Oubliées du bouclier tarifaire : l’appel à l’aide des banques alimentaires

TF1 | Reportage Eléonore Payro, Grégory Martin
Publié le 10 octobre 2022 à 16h20

Source : JT 13h Semaine

Les banques alimentaires font parties des oubliés du bouclier tarifaire énergétique, mis en place par le gouvernement pour amortir les coûts liés à l'augmentation des prix de l'énergie.
Elles lancent un appel afin de ne pas limiter leurs actions.

Les prix de l'énergie grimpent toujours et mettent en péril certaines activités. Les banques alimentaires, par exemple, ne bénéficient pas du bouclier tarifaire, selon le projet de loi de finances pour 2023. Un trou dans la raquette ?

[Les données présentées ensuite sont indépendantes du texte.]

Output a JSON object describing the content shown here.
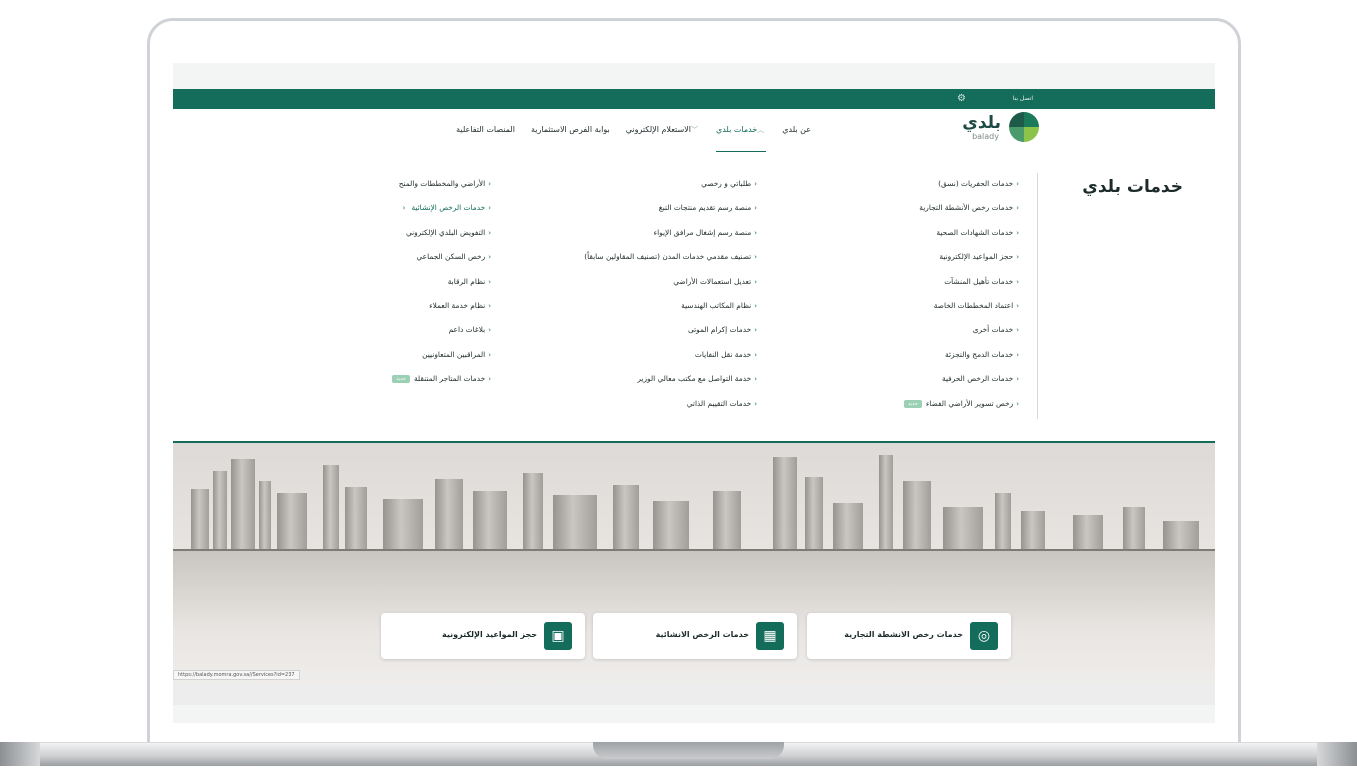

L'une d'elles, sollicitée pour le sujet vidéo en tête de cet article, rend compte des difficultés face aux hausses incessantes des prix de l'énergie. Chaque matin, 500 tonnes de produits arrivent. Parmi eux, se trouvent des fruits, des légumes, des produits laitiers, de la viande ou du poisson qu'il faut trier et stocker avant de les distribuer aux associations. "Ces trois chambres représentent les deux tiers de notre consommation en électricité, globalement. Si on a un plan d'économie d'énergie à faire, on ne pourra pas faire l'impasse là-dessus", confie à TF1 Olivier Samier, directeur de la banque alimentaire de Dijon (Côte-d'Or).

Une structure désarmée face à la facture d'électricité qui explose

Dans le projet de loi de finances examiné à l'Assemblée nationale en séance plénière à compter du mardi 11 octobre, la fédération française des banques alimentaires, qui a le statut d'une association, ne figure donc pas aux côtés des entreprises, des administrations, des collectivités territoriales et des centres d'hébergement de réinsertion sociale.

Alors, avec 450 mètres carrés de chambre froide, la facture d'électricité explose : environ 30% de hausse en un an et il faut s'attendre à plus dans les mois qui viennent, soit payer plein pot ces factures gigantesques. La seule solution pour tenir serait ainsi d'éteindre la chambre froide le mois prochain. Or, ces banques alimentaires nécessitent aussi des camions réfrigérants et du carburant pour récupérer ou livrer des colis alimentaires. 

Moins d'espaces de stockage signifie donc moins de nourritures distribuées aux plus démunies. Il s'agit ni plus ni moins que d'un crève-cœur pour les 250 bénévoles de l'association. La fédération française des banques alimentaires a alerté les pouvoirs publics et les parlementaires. Sans aides, les 110 antennes du territoire auront du mal à traverser l'hiver.